As usual my writing skills let me down. Science = good, English not so much.

What I meant was, I should stop sulking because there are a lot of people in dire need out there and it's not getting any better under our "wonderful" current government. However, I also work hard. These points are not related.
(, Thu 4 Aug 2011, 13:25, closed)

You’re hard working with a placement at one of the most prestigious universities in the world, you’ve pretty much won the lottery of life already. Why would you waste a moments thought on how the underclass live their lives?

My background is council estate, various placements with foster parents, left school without a single exam to my name. I’ve probably got a different view to you.

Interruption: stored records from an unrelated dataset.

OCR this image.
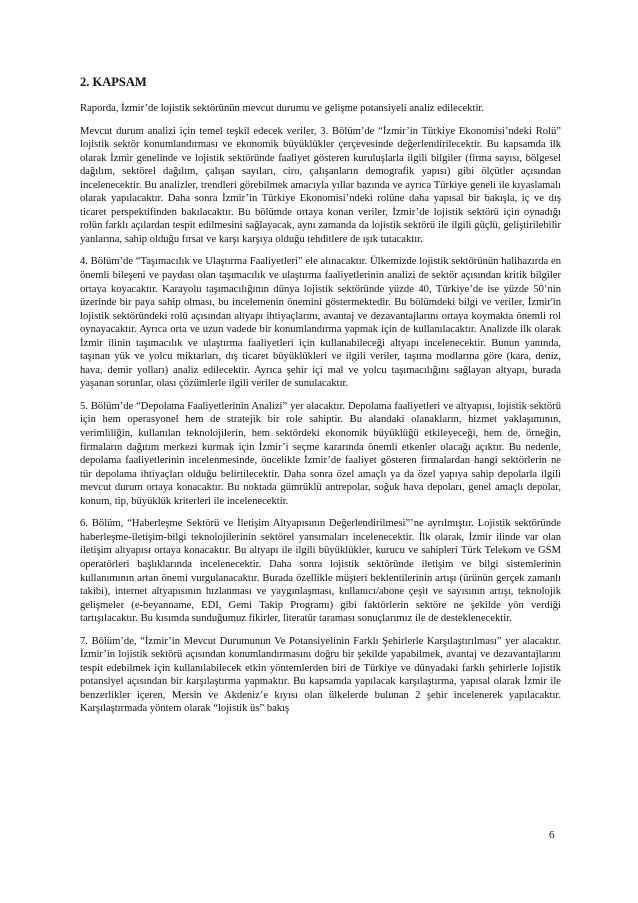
2. KAPSAM

Raporda, İzmir’de lojistik sektörünün mevcut durumu ve gelişme potansiyeli analiz edilecektir.

Mevcut durum analizi için temel teşkil edecek veriler, 3. Bölüm’de “İzmir’in Türkiye Ekonomisi’ndeki Rolü” lojistik sektör konumlandırması ve ekonomik büyüklükler çerçevesinde değerlendirilecektir. Bu kapsamda ilk olarak İzmir genelinde ve lojistik sektöründe faaliyet gösteren kuruluşlarla ilgili bilgiler (firma sayısı, bölgesel dağılım, sektörel dağılım, çalışan sayıları, ciro, çalışanların demografik yapısı) gibi ölçütler açısından incelenecektir. Bu analizler, trendleri görebilmek amacıyla yıllar bazında ve ayrıca Türkiye geneli ile kıyaslamalı olarak yapılacaktır. Daha sonra İzmir’in Türkiye Ekonomisi’ndeki rolüne daha yapısal bir bakışla, iç ve dış ticaret perspektifinden bakılacaktır. Bu bölümde ortaya konan veriler, İzmir’de lojistik sektörü için oynadığı rolün farklı açılardan tespit edilmesini sağlayacak, aynı zamanda da lojistik sektörü ile ilgili güçlü, geliştirilebilir yanlarına, sahip olduğu fırsat ve karşı karşıya olduğu tehditlere de ışık tutacaktır.

4. Bölüm’de “Taşımacılık ve Ulaştırma Faaliyetleri” ele alınacaktır. Ülkemizde lojistik sektörünün halihazırda en önemli bileşeni ve paydası olan taşımacılık ve ulaştırma faaliyetlerinin analizi de sektör açısından kritik bilgiler ortaya koyacaktır. Karayolu taşımacılığının dünya lojistik sektöründe yüzde 40, Türkiye’de ise yüzde 50’nin üzerinde bir paya sahip olması, bu incelemenin önemini göstermektedir. Bu bölümdeki bilgi ve veriler, İzmir'in lojistik sektöründeki rolü açısından altyapı ihtiyaçlarını, avantaj ve dezavantajlarını ortaya koymakta önemli rol oynayacaktır. Ayrıca orta ve uzun vadede bir konumlandırma yapmak için de kullanılacaktır. Analizde ilk olarak İzmir ilinin taşımacılık ve ulaştırma faaliyetleri için kullanabileceği altyapı incelenecektir. Bunun yanında, taşınan yük ve yolcu miktarları, dış ticaret büyüklükleri ve ilgili veriler, taşıma modlarına göre (kara, deniz, hava, demir yolları) analiz edilecektir. Ayrıca şehir içi mal ve yolcu taşımacılığını sağlayan altyapı, burada yaşanan sorunlar, olası çözümlerle ilgili veriler de sunulacaktır.

5. Bölüm’de “Depolama Faaliyetlerinin Analizi” yer alacaktır. Depolama faaliyetleri ve altyapısı, lojistik sektörü için hem operasyonel hem de stratejik bir role sahiptir. Bu alandaki olanakların, hizmet yaklaşımının, verimliliğin, kullanılan teknolojilerin, hem sektördeki ekonomik büyüklüğü etkileyeceği, hem de, örneğin, firmaların dağıtım merkezi kurmak için İzmir’i seçme kararında önemli etkenler olacağı açıktır. Bu nedenle, depolama faaliyetlerinin incelenmesinde, öncelikle İzmir’de faaliyet gösteren firmalardan hangi sektörlerin ne tür depolama ihtiyaçları olduğu belirtilecektir. Daha sonra özel amaçlı ya da özel yapıya sahip depolarla ilgili mevcut durum ortaya konacaktır. Bu noktada gümrüklü antrepolar, soğuk hava depoları, genel amaçlı depolar, konum, tip, büyüklük kriterleri ile incelenecektir.

6. Bölüm, “Haberleşme Sektörü ve İletişim Altyapısının Değerlendirilmesi”’ne ayrılmıştır. Lojistik sektöründe haberleşme-iletişim-bilgi teknolojilerinin sektörel yansımaları incelenecektir. İlk olarak, İzmir ilinde var olan iletişim altyapısı ortaya konacaktır. Bu altyapı ile ilgili büyüklükler, kurucu ve sahipleri Türk Telekom ve GSM operatörleri başlıklarında incelenecektir. Daha sonra lojistik sektöründe iletişim ve bilgi sistemlerinin kullanımının artan önemi vurgulanacaktır. Burada özellikle müşteri beklentilerinin artışı (ürünün gerçek zamanlı takibi), internet altyapısının hızlanması ve yaygınlaşması, kullanıcı/abone çeşit ve sayısının artışı, teknolojik gelişmeler (e-beyanname, EDI, Gemi Takip Programı) gibi faktörlerin sektöre ne şekilde yön verdiği tartışılacaktır. Bu kısımda sunduğumuz fikirler, literatür taraması sonuçlarımız ile de desteklenecektir.

7. Bölüm’de, “İzmir’in Mevcut Durumunun Ve Potansiyelinin Farklı Şehirlerle Karşılaştırılması” yer alacaktır. İzmir’in lojistik sektörü açısından konumlandırmasını doğru bir şekilde yapabilmek, avantaj ve dezavantajlarını tespit edebilmek için kullanılabilecek etkin yöntemlerden biri de Türkiye ve dünyadaki farklı şehirlerle lojistik potansiyel açısından bir karşılaştırma yapmaktır. Bu kapsamda yapılacak karşılaştırma, yapısal olarak İzmir ile benzerlikler içeren, Mersin ve Akdeniz’e kıyısı olan ülkelerde bulunan 2 şehir incelenerek yapılacaktır. Karşılaştırmada yöntem olarak “lojistik üs” bakış

6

I don’t begrudge a single penny of the 40K+ a year I pay in tax (did you see what I did there) that goes to people who’ve not managed to dig their way out. It’s hard to put in words the crushing weight when the expectation of every single person in your life is that crap is the best you can hope for. Or how hard you have to work to beat the ever so nice middle class boys and girls with their ‘tick all the boxes’ CVs, and expectations of success.
(, Thu 4 Aug 2011, 14:07, closed)
my god
this thread has been awesome. You and Clay have made some great points. I'm glad to find out that not everybody in this damn country is a neo-Thatcherite scumbag who thinks taxation is unfair and that the vulnerable should fend for themselves.

Maybe that long overdue cultural backlash isn't as far off as I imagined.